LOBODILATTICE

Francesco Bruno C./ NO FLY ZONE

Inaugura

Giovedì, 12 Maggio, 2022 - 18:00

Presso

Studio Ferrari
Via Rosales 3

A cura di

Gino D'Ugo

Partecipa

Francesco Bruno C.

Fino a

Giovedì, 12 Maggio, 2022 - 21:00

Francesco Bruno C./ NO FLY ZONE

Comunicato

 

“Il tempo è la sostanza di cui sono fatto; il tempo è un fiume che mi trascina, ma io sono il fiume; è una tigre che mi divora, ma io sono la tigre; è un fuoco che mi consuma, ma io sono il fuoco”.
                                                                                                                                Jorge Luis Borges

Francesco Bruno C., conosco la persona  e il suo lavoro da venti anni, abbiamo scambiato pensieri in parole e ho seguito con interesse le variazioni del suo lavoro artistico.
F.B.C., con qualche anno più di me, ha vissuto al pieno gli anni settanta, le irrequietudini, gli slanci, il pensiero politico di una generazione del cambiamento, sempre con  partecipazione ma anche con la coscienza di chi non si allinea facilmente alle mode del momento né si fa inglobare dall’onda dominante delle ideologie.
Una caratteristica che lo contraddistingue è l’attitudine a guardare gli uomini e la società cercando tra le trame e le stratificazioni le loro inclinazioni, senza alcun timore reverenziale ma col rispetto che si addice alla storia degli individui…  con il giusto senso di pietà.

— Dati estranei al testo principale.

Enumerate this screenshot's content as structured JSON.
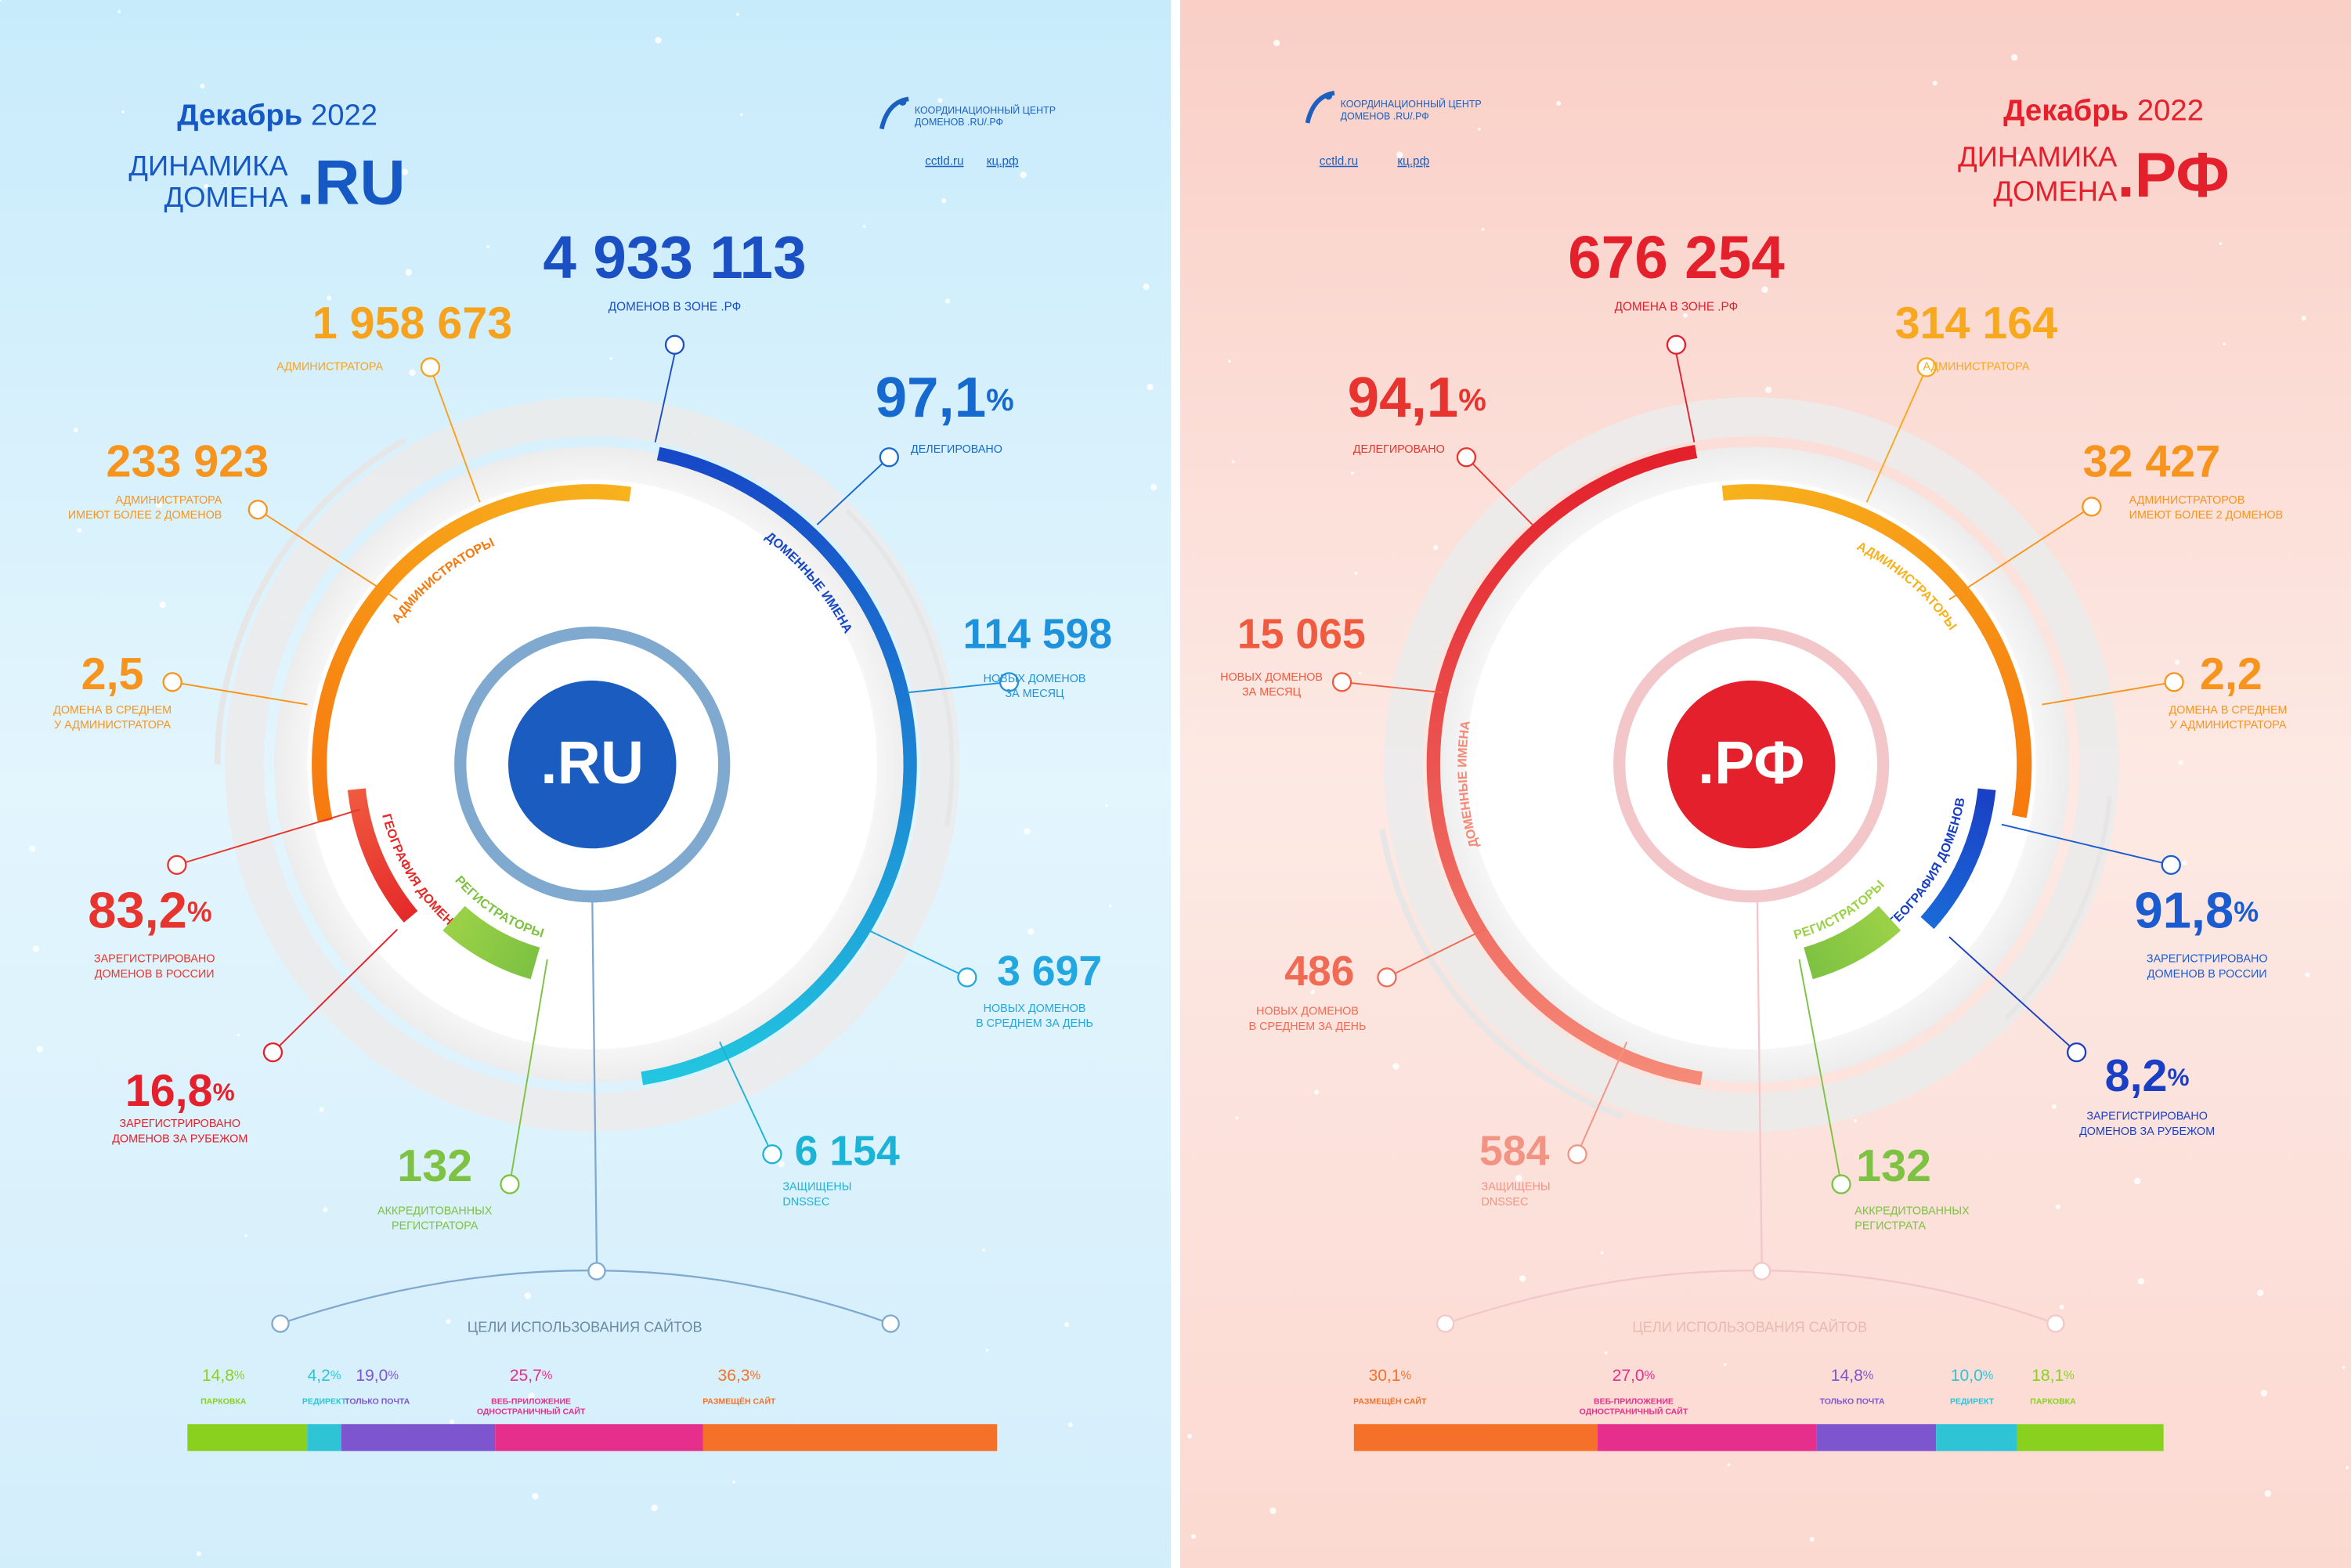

Nel lavoro che viene presentato, attraverso la modalità della pittura, in cui la tela emula il fermo immagine di uno schermo, si concretizzano immagini incorporee, soggetti che oltre il peso fisico subiscono la perdita di una definizione, come un segnale distorto di frequenza, un fuori sintonia, uno sfocamento, l’immagine si estingue, nessun segnale.
Nel tempo del consumo abituale e bulimico delle immagini, sostanzialmente indifferenziato nella loro percezione, come anestetico, come ipnosi virtuale collettiva, ciò che si muove biologicamente in noi attraverso il ricordo tattile sembra sostituirsi nella memoria di un file con la difficoltà di esserci appartenuto realmente.
Immagine, immagine, e ancora, ancora, ancora… come una perdita, come una sconfitta, elementi raffigurati della storia, della natura, del nostro essere fisico e del nostro immaginario perdono consistenza rimandandoci al prossimo, ossessione del futuro che annulla il presente e dilegua la memoria.
 
Il troppo delle immagini privo di significato quasi tranquillizza nel suo passatempo, nella detrazione di una memoria personale svilisce l’identità per renderci somiglianti alla massa, privandoci addirittura dell’angoscia del tempo sospeso, dello straniamento, di una pausa per un tempo di riflessione.
Come la neolingua nel romanzo di Orwell 1984 viene costantemente aggiornata con lo scopo di impedire ogni forma di pensiero che possa mettere in discussione il potere assoluto del partito, che riscrive gli eventi storici vietando ai cittadini di conservare tracce del loro passato, così la miriade di immagini della contemporaneità costantemente diventa pericolo per  la mente.

Ma la memoria e il tempo della sedimentazione, quello del senso determinano la percezione della nostra identità, spazio sacro. 

Cercare disperatamente l’interstizio tra le sequenze veloci dei fotogrammi, nelle sfocature un fermo immagine, richiedere alla nostra mente un’interazione, un pensiero attivo, un collegamento diventa un atto di libertà, anche quella di sentirsi fragili.